When they stopped listening she started saying in the press and on social media that not only was my book written by someone else but that it was not my place to have written a book about my life, and my marriage. And, as if I didn't remember, she reminded me that I'd written about people who had died. Um, yeah. I know. It was my husband and my family and my closest friend who died. Just. . .wow. But I wasn't important enough to tell my story because my husband's family was famous, or historic or whatever she said. Because they had money and privilege and yachts. Really. Who do I think I am?

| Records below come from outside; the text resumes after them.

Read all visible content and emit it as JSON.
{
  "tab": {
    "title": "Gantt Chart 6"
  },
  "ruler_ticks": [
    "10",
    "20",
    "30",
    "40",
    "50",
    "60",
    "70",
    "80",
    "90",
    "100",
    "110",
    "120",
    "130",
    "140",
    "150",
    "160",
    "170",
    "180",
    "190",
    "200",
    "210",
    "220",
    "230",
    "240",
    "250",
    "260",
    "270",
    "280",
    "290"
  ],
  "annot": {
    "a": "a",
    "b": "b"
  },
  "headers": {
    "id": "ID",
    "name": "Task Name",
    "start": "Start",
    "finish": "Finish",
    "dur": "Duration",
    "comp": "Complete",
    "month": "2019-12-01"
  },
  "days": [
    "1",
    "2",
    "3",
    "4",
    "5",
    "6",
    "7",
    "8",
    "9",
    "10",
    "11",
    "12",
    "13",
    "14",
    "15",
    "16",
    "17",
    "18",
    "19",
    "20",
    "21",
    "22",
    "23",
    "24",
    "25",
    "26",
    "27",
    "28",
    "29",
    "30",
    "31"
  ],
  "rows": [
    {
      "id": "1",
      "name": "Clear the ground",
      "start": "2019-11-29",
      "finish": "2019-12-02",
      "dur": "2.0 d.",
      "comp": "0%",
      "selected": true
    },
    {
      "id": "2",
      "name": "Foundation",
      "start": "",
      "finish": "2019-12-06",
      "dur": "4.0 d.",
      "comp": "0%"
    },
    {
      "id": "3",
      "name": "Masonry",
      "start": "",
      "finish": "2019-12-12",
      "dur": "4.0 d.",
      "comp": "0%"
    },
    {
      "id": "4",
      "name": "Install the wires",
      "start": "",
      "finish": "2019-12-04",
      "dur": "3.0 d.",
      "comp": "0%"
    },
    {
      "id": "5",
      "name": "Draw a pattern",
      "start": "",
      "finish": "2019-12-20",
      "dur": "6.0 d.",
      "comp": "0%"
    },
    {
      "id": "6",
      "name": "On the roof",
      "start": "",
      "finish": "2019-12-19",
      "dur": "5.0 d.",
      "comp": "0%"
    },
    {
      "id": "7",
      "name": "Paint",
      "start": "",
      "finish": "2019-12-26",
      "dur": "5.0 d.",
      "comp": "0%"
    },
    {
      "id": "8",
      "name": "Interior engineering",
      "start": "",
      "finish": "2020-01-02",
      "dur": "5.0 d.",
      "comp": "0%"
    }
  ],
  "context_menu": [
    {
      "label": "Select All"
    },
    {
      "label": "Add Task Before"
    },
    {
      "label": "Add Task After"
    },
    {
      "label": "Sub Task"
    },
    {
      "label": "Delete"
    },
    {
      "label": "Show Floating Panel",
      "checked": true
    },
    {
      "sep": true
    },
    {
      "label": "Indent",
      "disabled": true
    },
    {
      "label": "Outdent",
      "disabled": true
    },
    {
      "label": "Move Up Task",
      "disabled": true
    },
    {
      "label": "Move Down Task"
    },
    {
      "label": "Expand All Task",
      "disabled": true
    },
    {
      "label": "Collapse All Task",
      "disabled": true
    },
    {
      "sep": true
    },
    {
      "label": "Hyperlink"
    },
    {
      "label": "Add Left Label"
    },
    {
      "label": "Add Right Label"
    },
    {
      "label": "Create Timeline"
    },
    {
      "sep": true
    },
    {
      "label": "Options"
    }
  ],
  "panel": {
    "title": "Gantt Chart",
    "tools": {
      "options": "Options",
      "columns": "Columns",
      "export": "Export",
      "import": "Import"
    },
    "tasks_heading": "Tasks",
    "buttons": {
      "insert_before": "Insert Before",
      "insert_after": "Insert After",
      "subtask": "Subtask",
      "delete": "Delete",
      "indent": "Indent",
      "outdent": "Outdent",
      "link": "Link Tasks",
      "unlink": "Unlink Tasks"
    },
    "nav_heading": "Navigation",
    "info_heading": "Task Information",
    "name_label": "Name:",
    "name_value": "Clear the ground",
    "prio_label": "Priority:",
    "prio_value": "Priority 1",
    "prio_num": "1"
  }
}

I’ll tell you. I’m a girl from upstate New York who grew up in a loving, if sometimes kooky, Italian working class family. I worked for everything I earned, just like my parents did and their parents before them. I have a proud family history of hard work and small but precious rewards that followed. My family won't be in any history books. I didn't grow up privileged. We didn't spend summers in Europe or Christmas in Palm Beach. A day spent at the town pool or playing in the woods behind our house was great. Much like Heather, I was taught strong values and decent manners. I learned to live with integrity and honesty. I'm proud of my upbringing and the woman I became, as was my husband. As is his family to this very day. I've known people who lived in what Aviva would consider the "ghetto" who have more class and decency than she shows.

All this talk about class and ghetto -- you'd think we were living in communist Russia. Here is the thing. This is America. In our country it doesn't matter a lick where you are from, it only matters where you're going. So don’t let anyone tell you that you aren't good enough because you didn’t grow up on Park Avenue or in a family that had some history, or because you enjoy saying mother-f---er now and then. I’ve met people from all walks of life. I spent time in refugee camps in Southeast Asia, and in the projects of Chicago. I've been to State dinners with Presidents. I met the Queen of England on a beach in Anguilla. No one is any more valuable or important than you are. No one is more important than your family and your friends.

Let the elitists go slow into the night.

In spite of the BookGate dust up I had a great time this season. I made wonderful new friends in LuAnn and Kristen and my friendship with Heather is more special and important to me than I could have ever imagined just three years ago. Friends have each other's backs. I love her, madly. And while we didn't always act appropriately, we had a lot of laughs. I hope you did too.

Thank you all for your supportive and funny and brilliant tweets. And while we didn't all agree on everything all of the time I enjoyed your participation in the show. Even the mean tweets about my skinny neck and my overbite were amusing. Like I said, I've stolen some tweets already. You may see others as dialogue in my next book, and yes, you can all say you were my ghostwriters.